The veteran right-hander gets his first start of the year Sunday for the Philadelphia Phillies as they try to complete a road sweep of the San Diego Padres.
Walker joins a rotation that has been as good as any in baseball during the season’s first month. Aaron Nola and Ranger Suarez have keyed 9-3 and 5-1 wins in the series’ first two games with eight-inning outings, continuing a trend that has helped Philadelphia start 18-10 and post a National League-low staff earned run average of 3.26.
Nola’s 3.20 ERA is the highest one for a Phillies starter. Even Spencer Turnbull, the man Walker is replacing in the rotation, dealt to the tune of a 1.33 ERA in five starts.
Walker should be able to fit in. He went 15-6 last year for Philadelphia despite a 4.38 ERA, notching career highs in wins, innings (172 2/3) and starts (31). A right shoulder impingement kept Walker on the shelf to start the year but after three rehab starts, Walker and manager Rob Thomson decided he was ready.
“I told them we built up enough,” Walker said the day after his final start at Triple-A Lehigh Valley. “I told them I felt good. I thought my stuff was pretty sharp. … I believe that in a different environment, a little more adrenaline, stuff plays up a little bit more.”
In nine career starts against San Diego, Walker owns a 5-3 record and 3.00 ERA in 48 innings, striking out 41.
The Padres will attempt to snap a three-game losing streak that started with a 10-9 loss Thursday at Colorado, where they blew a 9-4 eighth-inning lead.
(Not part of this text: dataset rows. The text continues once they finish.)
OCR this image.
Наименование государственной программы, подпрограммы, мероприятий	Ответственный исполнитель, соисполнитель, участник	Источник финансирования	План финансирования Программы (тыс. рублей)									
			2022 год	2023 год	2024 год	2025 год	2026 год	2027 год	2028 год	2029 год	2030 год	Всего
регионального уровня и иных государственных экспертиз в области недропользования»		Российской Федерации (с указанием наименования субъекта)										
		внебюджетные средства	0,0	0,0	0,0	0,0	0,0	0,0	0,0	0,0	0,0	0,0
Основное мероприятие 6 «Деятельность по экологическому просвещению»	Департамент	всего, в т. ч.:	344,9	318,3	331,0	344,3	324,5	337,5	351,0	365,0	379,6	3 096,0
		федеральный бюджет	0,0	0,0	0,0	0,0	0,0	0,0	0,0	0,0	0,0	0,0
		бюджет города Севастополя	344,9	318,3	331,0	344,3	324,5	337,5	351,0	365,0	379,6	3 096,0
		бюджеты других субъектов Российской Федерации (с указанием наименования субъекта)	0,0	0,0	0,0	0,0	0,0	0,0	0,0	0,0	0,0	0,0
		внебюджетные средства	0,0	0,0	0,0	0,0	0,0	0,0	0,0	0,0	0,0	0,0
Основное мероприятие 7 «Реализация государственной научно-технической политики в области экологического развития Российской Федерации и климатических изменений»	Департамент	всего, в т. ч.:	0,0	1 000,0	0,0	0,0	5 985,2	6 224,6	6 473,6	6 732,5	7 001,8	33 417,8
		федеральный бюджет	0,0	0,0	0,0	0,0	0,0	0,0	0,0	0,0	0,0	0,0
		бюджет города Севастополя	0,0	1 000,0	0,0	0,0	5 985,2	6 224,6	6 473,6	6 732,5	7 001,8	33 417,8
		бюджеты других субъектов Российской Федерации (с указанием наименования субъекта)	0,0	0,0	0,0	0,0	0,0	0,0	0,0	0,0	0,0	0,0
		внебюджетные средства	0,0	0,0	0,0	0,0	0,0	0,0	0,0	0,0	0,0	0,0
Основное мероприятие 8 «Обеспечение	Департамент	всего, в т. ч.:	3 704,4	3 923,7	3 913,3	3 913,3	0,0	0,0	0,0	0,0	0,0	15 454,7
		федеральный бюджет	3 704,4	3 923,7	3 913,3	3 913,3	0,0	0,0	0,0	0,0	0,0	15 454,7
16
They have fallen behind 6-0 and 5-0 in the first two games with Philadelphia and mustered little response.
They’ll hope for a better start from Michael King (2-2, 4.11) than he delivered Tuesday night at Colorado, where a five-run fourth inning doomed him to a 7-4 loss. He failed to last the fourth, permitting eight hits and six runs (four earned) over 3 2/3 innings with three walks and five strikeouts.
King will be making his first career start against the Phillies. He worked 1 1/3 scoreless innings out of the bullpen in his only appearance against them while pitching for the New York Yankees, allowing four hits and striking out one in the game on April 4, 2023.
If there was a bright spot in Saturday night’s loss, a game in which Phillies starter Suarez didn’t allow a hitter past first base until Eguy Rosario homered with two outs in the eighth, it was that Adrian Morejon followed starter Dylan Cease to the mound in the seventh and fired three shutout innings.
That gives manager Mike Shildt a fresh bullpen for the series finale.
“That sets us up for our best chance to win,” Shildt said of Morejon’s effort. “And we were able to build him up a little more with his pitch count. His stuff still looked good at the end.”